The final mode in Kirby Air Ride is City Trial. This mode has up to four players scouring a city for appropriate vehicles and power-ups as they're timed. The goal of this city excursion is to grab as many helpful power-ups to assist them in the upcoming challenge that occurs once the time limit expires. These challenges range from a series of events. There's a demolition derby where the goal is to eliminate your rivals and score the most points. There's a high jump which is what it sounds like. Also, there's an event where players glide into blocks with different points assigned to them. The best score within two turns is considered the winner. Finally, there's a drag race where speed is key on this linear stretch of track. Each event has numerous different versions offering enough variety for all. City Trial was my least favorite mode as you're forced to at least play around in the city for three minutes before you can try out a new event. This meant just hanging around waiting for a new game to occur. It can get tedious. Thankfully, once you play a new event, you can select it from the stadium menu without having to go through that pesky city ordeal. Regardless, it's still a fun mode to play through with friends or even the competent CPU.
No matter which mode you pick, there's plenty of options to tinker around with from number of laps in a given race to whether items or enemies are on or off. You can change how many CPU opponents there are, their handicap, and how much of a challenge they may or may not be. The Air Ride and Top Ride modes also have Time Attack and Free Run modes. One is the standard time trial whereas the other is a constant race to better your lap times on.

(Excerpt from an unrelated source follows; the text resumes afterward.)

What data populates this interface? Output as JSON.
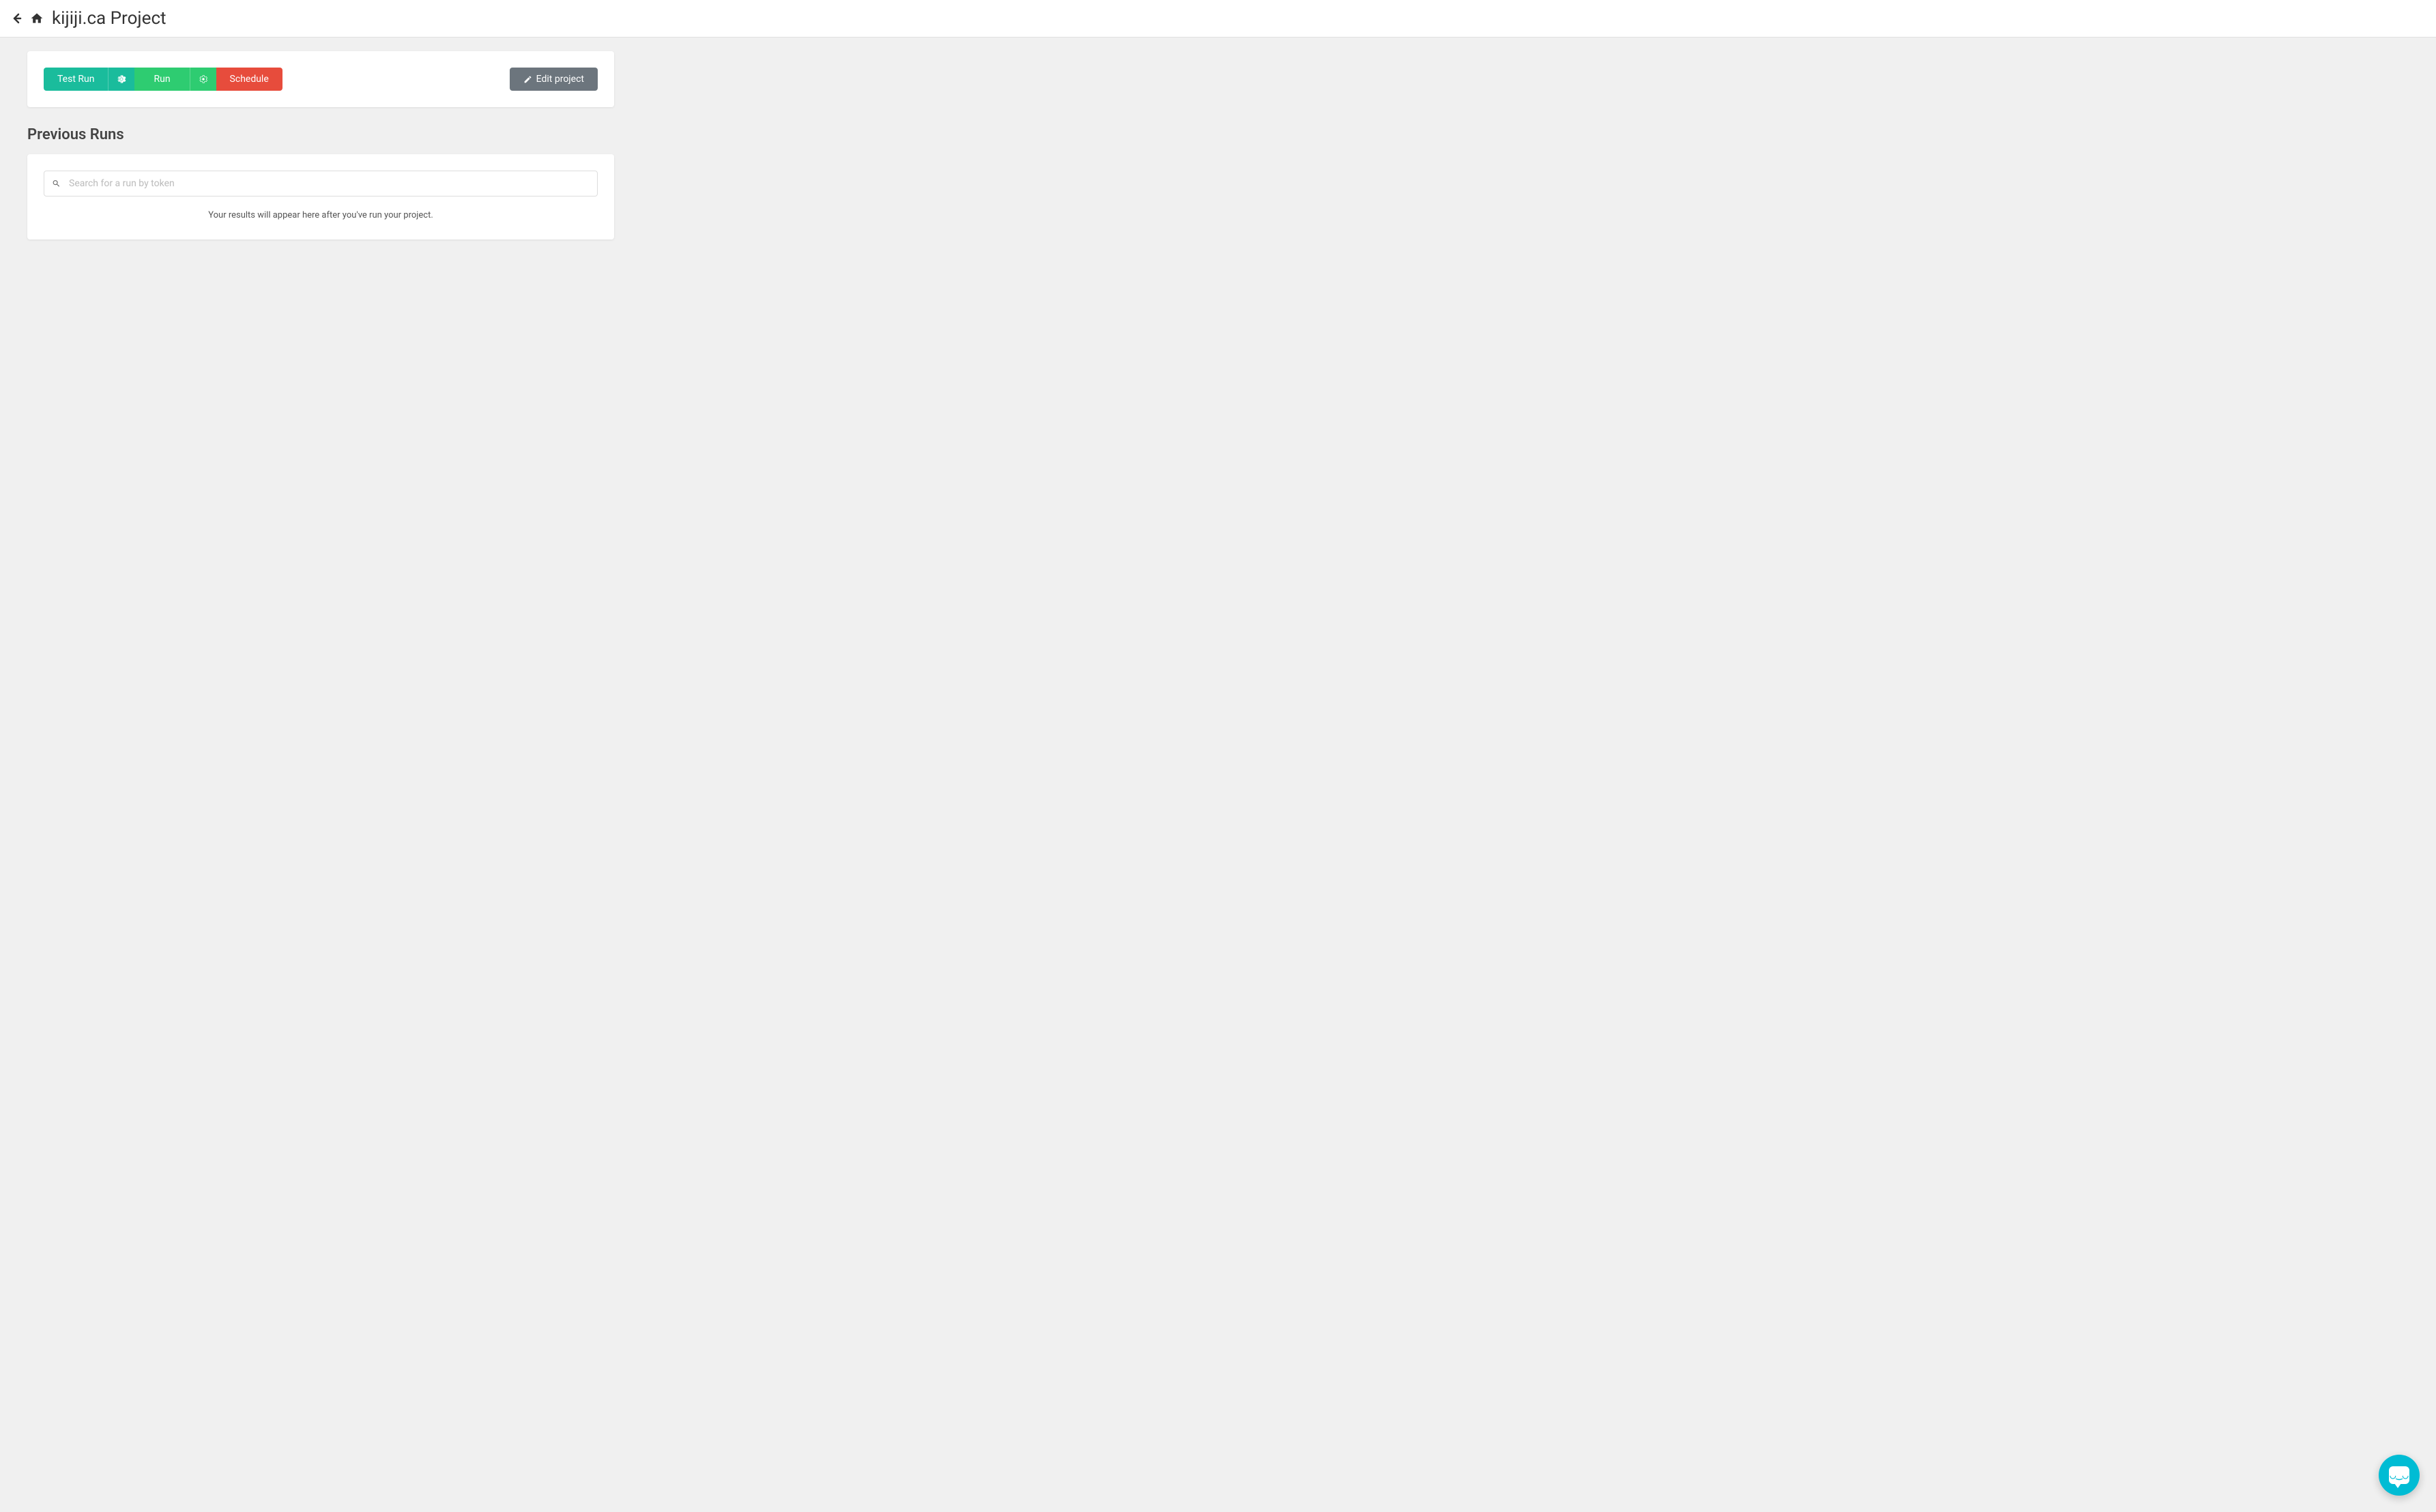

Kirby Air Ride's menus are very much designed and set up like Super Smash Bros. Melee even up to the tutorial videos. It's no surprise as both games were designed by the same developer. The game runs at a smooth framerate with no slowdown or tearing whatsoever. The music isn't what you'd expect from a Kirby soundtrack. That isn't to say it's bad. No, no. Quite the contrary. It's very epic-sounding and good! Just don't expect overly cheery music. Though you can expect some classic Kirby songs from series past thrown in for good measure!

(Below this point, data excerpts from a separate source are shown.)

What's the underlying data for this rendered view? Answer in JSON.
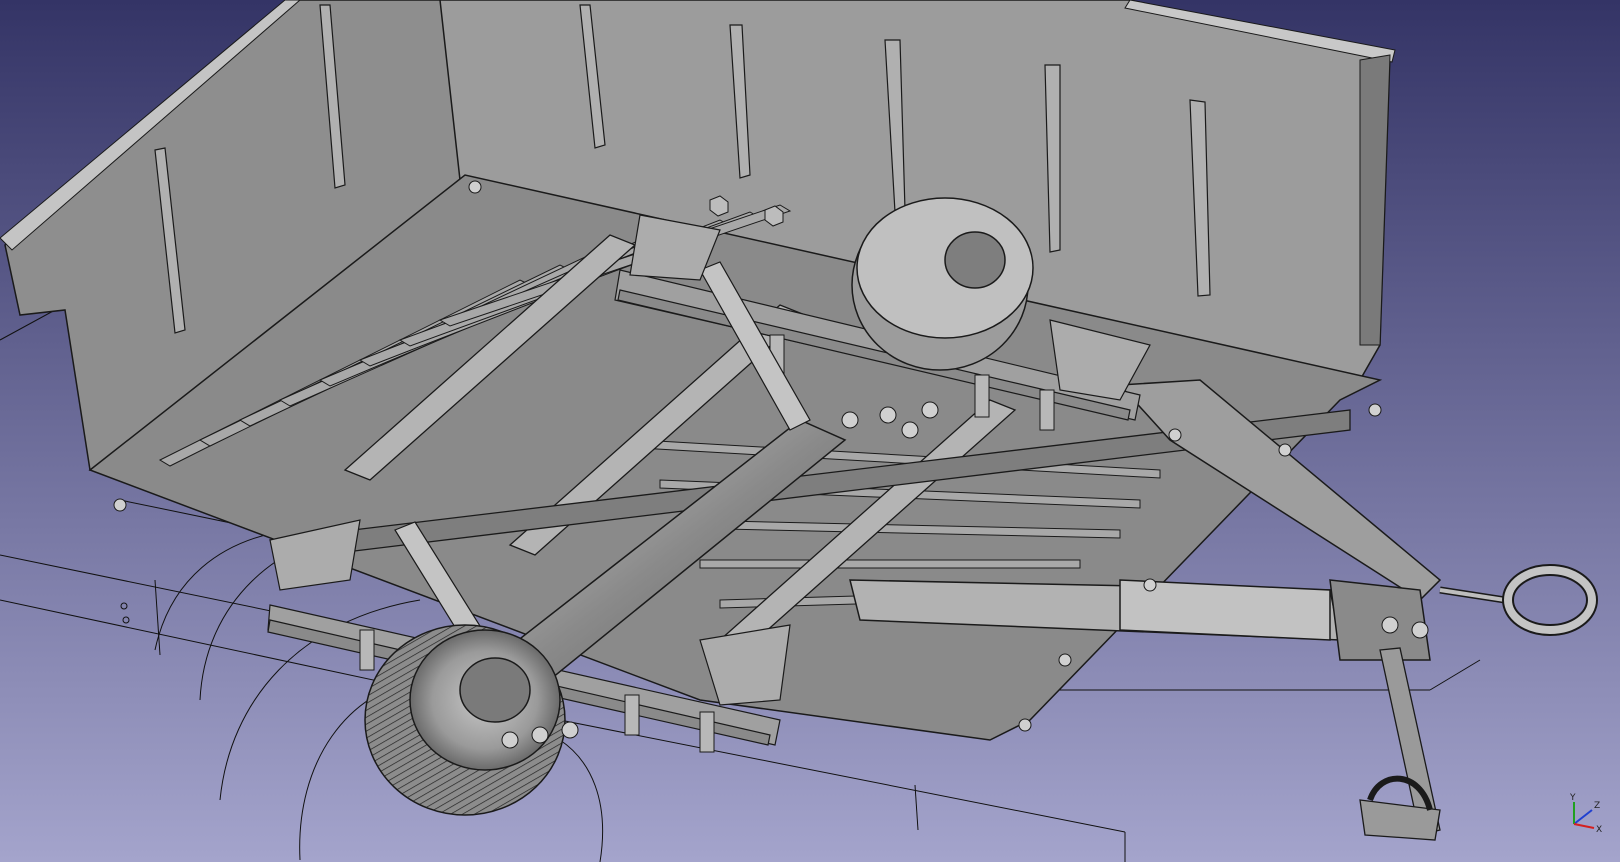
{
  "view": {
    "bg_top": "#343466",
    "bg_bottom": "#a4a4cc"
  },
  "model": {
    "body_fill": "#9a9a9a",
    "body_light": "#b8b8b8",
    "body_dark": "#6e6e6e",
    "edge": "#1a1a1a",
    "sketch_line": "#111111"
  },
  "axis": {
    "x_label": "X",
    "y_label": "Y",
    "z_label": "Z",
    "x_color": "#d42020",
    "y_color": "#20a020",
    "z_color": "#2040d0"
  }
}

All-in-all, Kirby Air Ride's simplicity does not detract from the overall game. It isn't a dumbed down racer by any means. There's plenty of depth and strategy, options to tinker with, and characters and vehicles to unlock. If you can somehow find a copy of this rare game, don't sit on your hands, pick it up and enjoy this enjoyable game. Kirby Air Ride doesn't quite soar into the stars, but it does come pretty darn close.